4

We use cookies. Read the Privacy and Cookie Policy

4

О «Грозе» (1859) труднее всего говорить, потому что эта пьеса, может быть, самая знаменитая у Островского. Она представляет как бы эмблему его творчества, зашла речь об Островском – так не миновать «Грозы». За более чем вековую свою жизнь пьеса стала поводом для различных сценических версий, критических толкований, литературоведческих трактовок. О ней написана блистательная, до сих пор не потерявшая своего значения статья Н. А. Добролюбова «Луч света в темном царстве», но и она схватывает лишь одну особенность пьесы. Стоит поэтому оттенить лишь некоторые важные стороны этого многозвучного, звучащего как симфония, драматического создания.

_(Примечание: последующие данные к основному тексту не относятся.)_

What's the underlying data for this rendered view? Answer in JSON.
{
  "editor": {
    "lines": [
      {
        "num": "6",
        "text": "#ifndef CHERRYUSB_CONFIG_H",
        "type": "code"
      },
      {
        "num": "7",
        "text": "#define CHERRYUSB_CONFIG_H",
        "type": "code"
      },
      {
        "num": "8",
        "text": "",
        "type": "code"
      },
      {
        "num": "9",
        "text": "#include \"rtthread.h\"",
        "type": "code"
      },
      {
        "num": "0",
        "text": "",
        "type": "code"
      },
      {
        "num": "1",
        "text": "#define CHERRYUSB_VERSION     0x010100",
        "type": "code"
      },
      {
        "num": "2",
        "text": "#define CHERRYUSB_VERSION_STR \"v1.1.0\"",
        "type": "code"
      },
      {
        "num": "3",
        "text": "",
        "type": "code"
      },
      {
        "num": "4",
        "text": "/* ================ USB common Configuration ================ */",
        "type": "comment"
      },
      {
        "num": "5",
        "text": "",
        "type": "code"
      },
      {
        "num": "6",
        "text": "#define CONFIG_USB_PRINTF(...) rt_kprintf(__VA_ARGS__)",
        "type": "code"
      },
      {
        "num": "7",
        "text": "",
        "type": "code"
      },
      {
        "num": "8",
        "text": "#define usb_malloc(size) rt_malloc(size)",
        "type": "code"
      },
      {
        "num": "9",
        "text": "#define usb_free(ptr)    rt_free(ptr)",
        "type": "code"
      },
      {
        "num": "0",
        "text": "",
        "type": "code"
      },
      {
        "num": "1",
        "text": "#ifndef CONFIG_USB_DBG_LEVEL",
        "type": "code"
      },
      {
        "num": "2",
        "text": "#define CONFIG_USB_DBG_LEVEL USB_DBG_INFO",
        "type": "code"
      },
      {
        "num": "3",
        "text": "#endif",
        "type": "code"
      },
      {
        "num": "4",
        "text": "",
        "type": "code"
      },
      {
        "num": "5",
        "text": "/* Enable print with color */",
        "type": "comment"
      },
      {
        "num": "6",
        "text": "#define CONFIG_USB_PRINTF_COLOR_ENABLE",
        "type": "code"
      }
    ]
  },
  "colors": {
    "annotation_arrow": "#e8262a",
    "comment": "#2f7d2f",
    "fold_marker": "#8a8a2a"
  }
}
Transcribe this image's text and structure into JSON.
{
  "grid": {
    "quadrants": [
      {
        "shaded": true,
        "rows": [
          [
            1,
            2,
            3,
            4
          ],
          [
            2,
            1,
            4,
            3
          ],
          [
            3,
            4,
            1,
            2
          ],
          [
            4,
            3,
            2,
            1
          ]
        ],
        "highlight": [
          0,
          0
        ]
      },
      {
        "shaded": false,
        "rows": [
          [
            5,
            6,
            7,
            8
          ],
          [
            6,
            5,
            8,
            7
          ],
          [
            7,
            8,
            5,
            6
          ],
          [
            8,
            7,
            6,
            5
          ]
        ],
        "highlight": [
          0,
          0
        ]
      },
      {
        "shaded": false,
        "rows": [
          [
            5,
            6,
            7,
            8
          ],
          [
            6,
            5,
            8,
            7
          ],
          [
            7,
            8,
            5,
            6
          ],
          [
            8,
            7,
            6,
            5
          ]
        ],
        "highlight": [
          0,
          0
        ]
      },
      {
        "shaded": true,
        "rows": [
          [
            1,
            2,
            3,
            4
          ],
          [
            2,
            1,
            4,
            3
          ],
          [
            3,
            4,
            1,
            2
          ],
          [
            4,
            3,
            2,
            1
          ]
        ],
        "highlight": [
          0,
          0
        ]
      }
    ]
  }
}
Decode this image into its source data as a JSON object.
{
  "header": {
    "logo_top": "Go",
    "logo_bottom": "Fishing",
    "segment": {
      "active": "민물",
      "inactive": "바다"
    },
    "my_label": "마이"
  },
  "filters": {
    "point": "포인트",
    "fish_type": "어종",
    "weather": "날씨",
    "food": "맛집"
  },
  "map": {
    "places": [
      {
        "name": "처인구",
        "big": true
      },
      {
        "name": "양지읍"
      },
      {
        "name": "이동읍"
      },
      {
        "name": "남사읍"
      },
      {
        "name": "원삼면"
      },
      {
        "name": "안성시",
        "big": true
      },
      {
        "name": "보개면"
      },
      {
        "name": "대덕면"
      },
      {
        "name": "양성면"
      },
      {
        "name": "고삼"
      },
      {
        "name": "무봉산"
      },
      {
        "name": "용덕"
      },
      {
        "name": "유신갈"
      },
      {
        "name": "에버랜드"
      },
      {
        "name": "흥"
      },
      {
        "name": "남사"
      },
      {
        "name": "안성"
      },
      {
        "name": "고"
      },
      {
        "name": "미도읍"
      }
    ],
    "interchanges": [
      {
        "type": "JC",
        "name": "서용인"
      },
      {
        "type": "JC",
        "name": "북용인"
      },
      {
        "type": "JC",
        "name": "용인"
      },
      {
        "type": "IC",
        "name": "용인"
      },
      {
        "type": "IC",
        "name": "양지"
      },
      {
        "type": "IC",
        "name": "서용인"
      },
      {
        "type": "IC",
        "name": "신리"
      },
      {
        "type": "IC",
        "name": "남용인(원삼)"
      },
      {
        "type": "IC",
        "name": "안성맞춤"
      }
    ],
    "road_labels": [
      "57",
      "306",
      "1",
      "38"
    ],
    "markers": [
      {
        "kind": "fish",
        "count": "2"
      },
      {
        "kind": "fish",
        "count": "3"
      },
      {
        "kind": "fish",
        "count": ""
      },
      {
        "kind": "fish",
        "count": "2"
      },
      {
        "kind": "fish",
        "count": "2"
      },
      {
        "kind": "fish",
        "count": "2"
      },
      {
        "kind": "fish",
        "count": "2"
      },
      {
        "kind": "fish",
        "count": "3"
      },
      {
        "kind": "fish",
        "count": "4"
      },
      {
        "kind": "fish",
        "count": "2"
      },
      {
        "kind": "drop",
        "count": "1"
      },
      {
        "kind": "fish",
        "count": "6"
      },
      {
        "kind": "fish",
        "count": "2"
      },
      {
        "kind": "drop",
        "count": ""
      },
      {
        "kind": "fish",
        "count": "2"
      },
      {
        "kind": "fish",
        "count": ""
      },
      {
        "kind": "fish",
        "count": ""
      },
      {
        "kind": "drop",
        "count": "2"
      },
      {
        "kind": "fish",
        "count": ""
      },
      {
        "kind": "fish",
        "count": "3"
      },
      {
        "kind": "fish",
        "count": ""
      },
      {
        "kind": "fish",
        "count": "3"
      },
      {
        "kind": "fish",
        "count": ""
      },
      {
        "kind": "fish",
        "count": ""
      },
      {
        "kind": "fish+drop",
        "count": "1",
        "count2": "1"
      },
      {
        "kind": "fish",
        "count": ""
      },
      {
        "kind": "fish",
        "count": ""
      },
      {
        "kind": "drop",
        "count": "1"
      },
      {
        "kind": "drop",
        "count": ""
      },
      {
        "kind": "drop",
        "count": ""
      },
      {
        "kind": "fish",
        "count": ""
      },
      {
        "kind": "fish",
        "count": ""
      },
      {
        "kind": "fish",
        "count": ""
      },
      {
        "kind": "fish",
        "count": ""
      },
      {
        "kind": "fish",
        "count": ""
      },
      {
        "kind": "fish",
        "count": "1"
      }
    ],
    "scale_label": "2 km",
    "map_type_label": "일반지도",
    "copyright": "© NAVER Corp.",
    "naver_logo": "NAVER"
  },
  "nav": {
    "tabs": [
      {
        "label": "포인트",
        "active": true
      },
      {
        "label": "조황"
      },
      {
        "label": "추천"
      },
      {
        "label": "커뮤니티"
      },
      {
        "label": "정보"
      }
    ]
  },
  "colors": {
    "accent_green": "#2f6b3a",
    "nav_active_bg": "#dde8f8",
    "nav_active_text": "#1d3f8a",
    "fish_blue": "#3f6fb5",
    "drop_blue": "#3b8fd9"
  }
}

«Гроза» удивляет не совершенством постройки, не гармонией частей и целого. Известно, что, перечитав пьесу в 1870-е годы, сам Островский был неудовлетворен ею со стороны драматической техники. Он даже готов был переписать ее наново – хорошо, что этого не случилось. Удивительна пьеса другим: могущественной новизной замысла, поэзией и свежестью основного характера, стихийной силой трагической развязки.

Воображение художника переносит нас в небольшой приволжский городок Калинов с купеческими лабазами на главной улице, с посиделками на лавочках у тесовых ворот, за которыми остервенело лают цепные псы. Ритм жизни – медлительный, сонный, скучный, под стать тому томительно душному летнему дню, которым начинается действие пьесы.

Следя за драмой, исподволь завязывающейся на этом скудном живыми красками фоне, вслушиваясь в реплики действующих лиц, мы скоро заметим, что два мотива спорят, враждуют один с другим в пьесе, создавая художественный контраст. Вместе с чудаком-самородком Кулигиным мы восхищаемся красотой вида, открывающегося с высокого берега Волги, вдыхаем полной грудью свежий воздух с реки и различаем слабый аромат полевых цветов, долетающий с заволжских лугов… Где-то совсем рядом мир природы, простора, приволья. А здесь, в городских домишках, – полутьма, затхлый дух купеческих комнат, и за глухо запертыми дверями бушует самодурство, упоенное властью над зависимыми и «младшими».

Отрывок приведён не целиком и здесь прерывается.